Kedatangan praja

1. Kedatangan Tak Terduga

Saat ketegangan memuncak antara Dion dan Lesmana, malam itu tiba-tiba terdengar dentuman pintu logam terbuka di forum diskusi kota. Semua mata terarah ke satu sosok—berjaket abu panjang, debu di sepatu, dan luka lama di mata:

> Praja.

> “Sudah cukup. Ini bukan revolusi kalau yang kita tebas hanya bayangan teman sendiri.”

---

2. Dialog Tegang Tiga Arah

Praja, Lesmana, dan Dion bertemu dalam ruang terbuka yang hanya diterangi lampu kota. Kata-kata tak lagi sopan. Tapi juga tak asal bacok.

> Praja (ke Dion): “Kau tak bisa kendalikan semua. Kalau kau buat semua harus seizinmu, tak ada bedanya dengan sistem lama.”

> Praja (ke Lesmana): “Dan kau... kau menyalakan api, tapi lupakan satu hal: tidak semua orang siap terbakar.”

> Lesmana: “Aku tak ingin api.
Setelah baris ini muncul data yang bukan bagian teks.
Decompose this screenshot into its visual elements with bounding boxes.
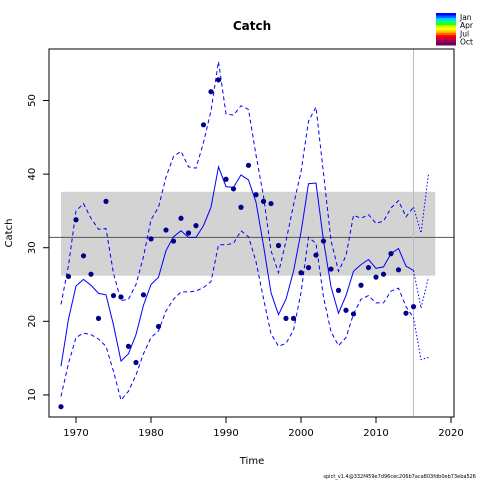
observed-point: [298, 270, 304, 276]
legend-color-swatch: [436, 20, 456, 24]
observed-point: [320, 238, 327, 244]
observed-point: [223, 176, 229, 182]
observed-point: [395, 267, 402, 273]
observed-point: [178, 215, 184, 221]
plot-area: [48, 48, 455, 418]
legend-color-swatch: [436, 37, 456, 41]
fitted-lower-line: [60, 230, 414, 402]
legend-color-swatch: [436, 27, 456, 31]
observed-point: [238, 204, 244, 210]
observed-point: [328, 266, 334, 272]
observed-point: [118, 294, 124, 300]
legend-color-swatch: [436, 32, 456, 36]
observed-point: [313, 252, 319, 258]
legend-color-swatch: [436, 42, 456, 46]
observed-point: [388, 251, 394, 257]
x-tick-label: 1980: [138, 428, 163, 439]
x-tick-label: 2000: [288, 428, 313, 439]
observed-point: [88, 271, 94, 277]
observed-point: [358, 282, 364, 288]
plot-frame: [48, 48, 455, 418]
legend-label: Oct: [460, 38, 473, 47]
observed-point: [185, 230, 192, 236]
observed-point: [155, 323, 162, 330]
observed-point: [110, 292, 117, 299]
observed-point: [343, 307, 349, 313]
legend-color-swatch: [436, 30, 456, 34]
reference-band: [61, 191, 436, 276]
observed-point: [163, 227, 169, 233]
legend-color-swatch: [436, 17, 456, 21]
observed-point: [253, 192, 259, 198]
observed-point: [305, 264, 312, 271]
observed-point: [140, 292, 147, 298]
x-tick-label: 1970: [63, 428, 88, 439]
observed-point: [65, 273, 72, 280]
y-tick-label: 10: [27, 389, 38, 402]
forecast-lower-line: [413, 317, 429, 361]
observed-point: [200, 122, 207, 128]
observed-point: [275, 242, 282, 249]
legend-label: Apr: [460, 21, 474, 30]
observed-points-layer: [58, 77, 417, 410]
observed-point: [193, 223, 199, 229]
legend-color-swatch: [436, 13, 456, 16]
observed-point: [80, 253, 87, 259]
forecast-line: [413, 270, 429, 309]
observed-point: [403, 310, 409, 316]
observed-point: [335, 287, 342, 294]
observed-point: [58, 404, 64, 410]
x-axis-label: Time: [239, 456, 264, 467]
y-axis: 10 20 30 40 50: [27, 94, 49, 401]
fitted-line: [60, 164, 414, 367]
observed-point: [283, 315, 289, 321]
chart-title: Catch: [233, 19, 271, 33]
observed-point: [95, 315, 102, 321]
observed-point: [103, 198, 109, 204]
reference-band-layer: [49, 49, 454, 417]
observed-point: [365, 264, 372, 271]
observed-point: [133, 359, 139, 366]
observed-point: [260, 198, 267, 204]
footer-version: spict_v1.4@332f459e7d96cec206b7aca803fdb…: [323, 474, 476, 480]
observed-point: [230, 186, 237, 192]
y-tick-label: 40: [27, 168, 38, 181]
legend-color-swatch: [436, 40, 456, 44]
observed-point: [73, 217, 79, 223]
observed-point: [290, 315, 297, 321]
legend-color-swatch: [436, 22, 456, 26]
x-tick-label: 1990: [213, 428, 238, 439]
legend-color-swatch: [436, 15, 456, 19]
observed-point: [148, 236, 154, 242]
legend-label: Jan: [459, 13, 472, 22]
observed-point: [380, 271, 387, 277]
y-tick-label: 50: [27, 94, 38, 107]
y-tick-label: 20: [27, 315, 38, 328]
y-axis-label: Catch: [4, 219, 15, 248]
observed-point: [373, 274, 379, 280]
observed-point: [410, 304, 417, 310]
x-tick-label: 2020: [438, 428, 463, 439]
observed-point: [170, 238, 177, 244]
observed-point: [125, 343, 132, 349]
legend-label: Jul: [459, 29, 469, 38]
x-axis: 1970 1980 1990 2000 2010 2020: [63, 417, 464, 439]
observed-point: [350, 311, 357, 317]
y-tick-label: 30: [27, 241, 38, 254]
observed-point: [245, 162, 252, 168]
observed-point: [268, 200, 274, 207]
observed-point: [208, 89, 214, 95]
x-tick-label: 2010: [363, 428, 388, 439]
legend-color-swatch: [436, 35, 456, 39]
legend-color-swatch: [436, 25, 456, 29]
observed-point: [215, 77, 222, 83]
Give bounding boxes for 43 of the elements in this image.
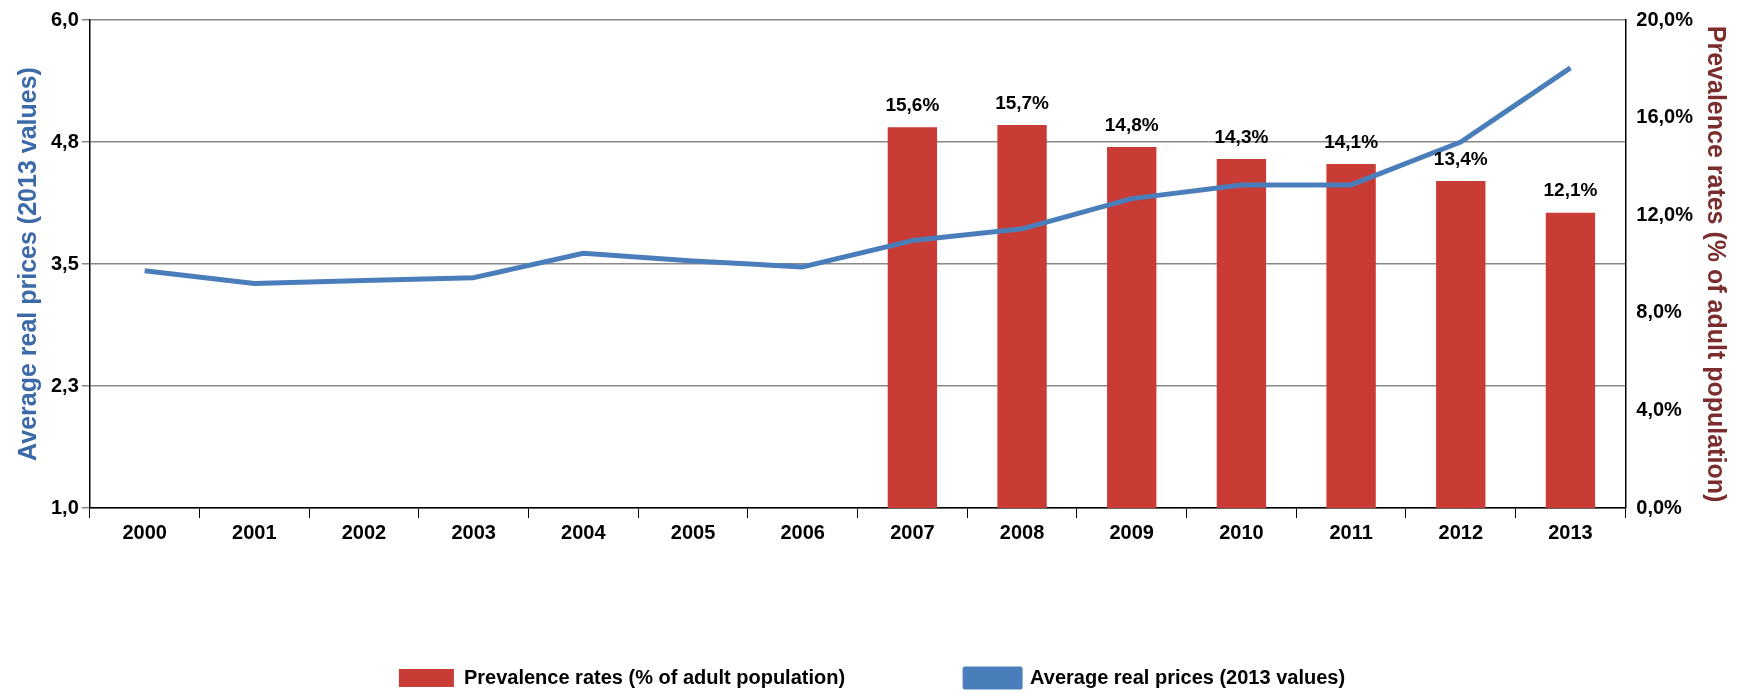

Aku hanya ingin cahaya.”

> Dion: “Dan aku ingin tembok agar kita tak dihantam malam.”

---

3. Suara Praja Menjadi Penengah

Praja tak berpihak. Tapi dia juga tak netral. Dia memilih satu posisi: keseimbangan yang bisa berpikir.

> “Kita tidak butuh raja baru. Kita butuh suara yang tak diam saat salah, dan tak keras saat benar.”

Ia membentuk satu tim kecil: bukan pemerintahan, bukan pasukan. Tapi pengawas kehendak rakyat—dengan dua wakil: satu dari kubu Dion, satu dari kubu Lesmana. Dan dia sendiri: di tengah.

---

4. Tantangan Terakhir

Tapi kedamaian tak murah. Malam itu, saat semua merundingkan jalan damai, muncul kabar:

> Sisa-sisa pasukan Maelok yang tak loyal, membentuk koloni baru di luar zona aman.

Mereka melihat kekacauan ini sebagai peluang untuk menguasai puing.

Praja berdiri. Menatap Dion dan Lesmana.

> “Kita bisa lanjut saling tuding… atau kita lanjut berperang bersama. Bukan demi kuasa. Tapi demi orang-orang yang masih berharap.”

---

5. Akhir Bab: “Bukan Aku, Bukan Kau. Tapi Kita”

Lesmana mengangguk. Dion menutup map rencana.

Untuk pertama kalinya sejak Maelok tumbang, mereka berjalan ke arah yang sama—bukan karena setuju, tapi karena paham:

> Kebenaran bukan satu suara. Tapi pertarungan di antara banyak suara yang berani bicara.